Pullbacks in tangent categories and tangent display maps
Geoffrey Cruttwell, Marcello Lanfranchi
TL;DR
The paper addresses the challenge that pullbacks are not guaranteed to exist or be preserved by the tangent bundle functor in general tangent categories. It introduces tangent display maps as the maximal, well-behaved class of morphisms compatible with pullbacks and all iterates of the tangent functor $T$, enabling a unified treatment of pullbacks across tangent-category constructions. A comprehensive theory is developed, including tangent display systems, their stability properties, Cauchy completion, and the equivalence of tangent display maps with submersions in the category of smooth manifolds; the framework is then leveraged to streamline differential bundles, tangent fibrations, slicing, and open-subobject constructions, and to illuminate open pathways for reverse tangent categories and restriction structures. The results offer a principled, scalable approach to handling pullbacks in differential-geometric-like settings within tangent categories, with practical implications for simplifying and unifying foundational structures such as connections, fibrations, and slice theories.
Abstract
In differential geometry, the existence of pullbacks is a delicate matter, since the category of smooth manifolds does not admit all of them.

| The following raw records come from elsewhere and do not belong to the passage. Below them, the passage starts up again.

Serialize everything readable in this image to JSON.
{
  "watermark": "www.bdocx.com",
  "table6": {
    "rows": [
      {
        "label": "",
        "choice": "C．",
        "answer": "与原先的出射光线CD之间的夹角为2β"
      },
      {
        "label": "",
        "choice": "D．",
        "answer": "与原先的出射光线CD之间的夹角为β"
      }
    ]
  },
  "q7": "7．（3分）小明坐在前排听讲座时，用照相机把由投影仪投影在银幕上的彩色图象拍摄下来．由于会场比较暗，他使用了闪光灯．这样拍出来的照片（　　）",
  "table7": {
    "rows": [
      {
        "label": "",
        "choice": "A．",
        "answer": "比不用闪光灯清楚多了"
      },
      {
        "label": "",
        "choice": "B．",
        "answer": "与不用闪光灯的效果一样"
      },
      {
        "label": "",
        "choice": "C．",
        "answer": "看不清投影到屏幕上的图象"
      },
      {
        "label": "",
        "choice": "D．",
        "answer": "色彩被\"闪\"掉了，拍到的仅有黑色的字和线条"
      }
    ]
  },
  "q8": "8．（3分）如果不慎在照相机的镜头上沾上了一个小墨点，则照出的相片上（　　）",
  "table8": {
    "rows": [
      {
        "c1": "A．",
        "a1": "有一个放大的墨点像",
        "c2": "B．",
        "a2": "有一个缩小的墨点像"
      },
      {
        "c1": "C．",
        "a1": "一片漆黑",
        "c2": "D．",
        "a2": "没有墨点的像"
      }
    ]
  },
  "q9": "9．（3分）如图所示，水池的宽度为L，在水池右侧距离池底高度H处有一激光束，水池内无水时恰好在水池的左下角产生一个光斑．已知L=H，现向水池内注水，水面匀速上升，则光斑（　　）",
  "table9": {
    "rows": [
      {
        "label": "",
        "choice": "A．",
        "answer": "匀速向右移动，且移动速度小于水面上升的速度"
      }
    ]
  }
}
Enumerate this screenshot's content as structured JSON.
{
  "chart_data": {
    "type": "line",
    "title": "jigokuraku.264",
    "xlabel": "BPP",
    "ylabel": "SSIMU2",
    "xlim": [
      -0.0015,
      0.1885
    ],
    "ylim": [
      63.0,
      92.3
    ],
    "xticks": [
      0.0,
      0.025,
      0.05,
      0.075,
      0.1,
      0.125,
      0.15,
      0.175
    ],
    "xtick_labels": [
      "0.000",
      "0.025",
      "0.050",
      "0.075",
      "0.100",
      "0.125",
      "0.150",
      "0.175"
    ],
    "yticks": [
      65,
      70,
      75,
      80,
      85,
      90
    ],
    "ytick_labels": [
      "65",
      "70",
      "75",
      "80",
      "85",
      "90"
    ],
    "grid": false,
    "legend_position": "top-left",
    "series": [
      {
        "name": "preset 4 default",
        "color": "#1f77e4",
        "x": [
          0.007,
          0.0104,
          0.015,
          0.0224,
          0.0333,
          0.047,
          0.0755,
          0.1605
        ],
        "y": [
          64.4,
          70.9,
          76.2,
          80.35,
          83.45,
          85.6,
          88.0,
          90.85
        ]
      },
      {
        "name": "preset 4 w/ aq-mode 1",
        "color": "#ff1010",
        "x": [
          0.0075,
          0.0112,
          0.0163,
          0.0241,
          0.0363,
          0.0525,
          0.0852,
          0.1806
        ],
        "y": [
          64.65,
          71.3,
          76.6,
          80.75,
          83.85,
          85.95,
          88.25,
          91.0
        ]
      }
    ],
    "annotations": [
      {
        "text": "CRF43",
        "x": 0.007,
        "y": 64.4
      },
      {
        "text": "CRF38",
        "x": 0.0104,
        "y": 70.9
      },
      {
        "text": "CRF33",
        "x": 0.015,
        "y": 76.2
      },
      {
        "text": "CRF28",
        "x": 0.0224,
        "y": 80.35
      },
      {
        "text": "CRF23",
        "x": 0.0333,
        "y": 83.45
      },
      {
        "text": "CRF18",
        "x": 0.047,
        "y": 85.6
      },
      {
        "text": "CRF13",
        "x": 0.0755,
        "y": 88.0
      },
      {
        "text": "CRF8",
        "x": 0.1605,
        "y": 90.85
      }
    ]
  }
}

When pullbacks are required, often submersions are employed as an ideal class of maps which behaves well under this operation and the tangent bundle functor. This issue is reflected in tangent category theory, which aims to axiomatize the tangent bundle functor of differential geometry categorically. Key constructions such as connections, tangent fibrations, or reverse tangent categories require one to work with pullbacks preserved by the tangent bundle functor. In previous work, this issue has been left as a technicality and solved by introducing extra structure to carry around. This paper gives an alternative to this by focusing on a special class of maps in a tangent category called tangent display maps; such maps are well-behaved with respect to pullbacks and applications of the tangent functor. We develop some of the general theory of such maps, show how using them can simplify previous work in tangent categories, and show that in the tangent category of smooth manifolds, they are the same as the submersions. Finally, we consider a subclass of tangent display maps to define open subobjects in any tangent category, allowing one to build a canonical split restriction tangent category in which the original one naturally embeds.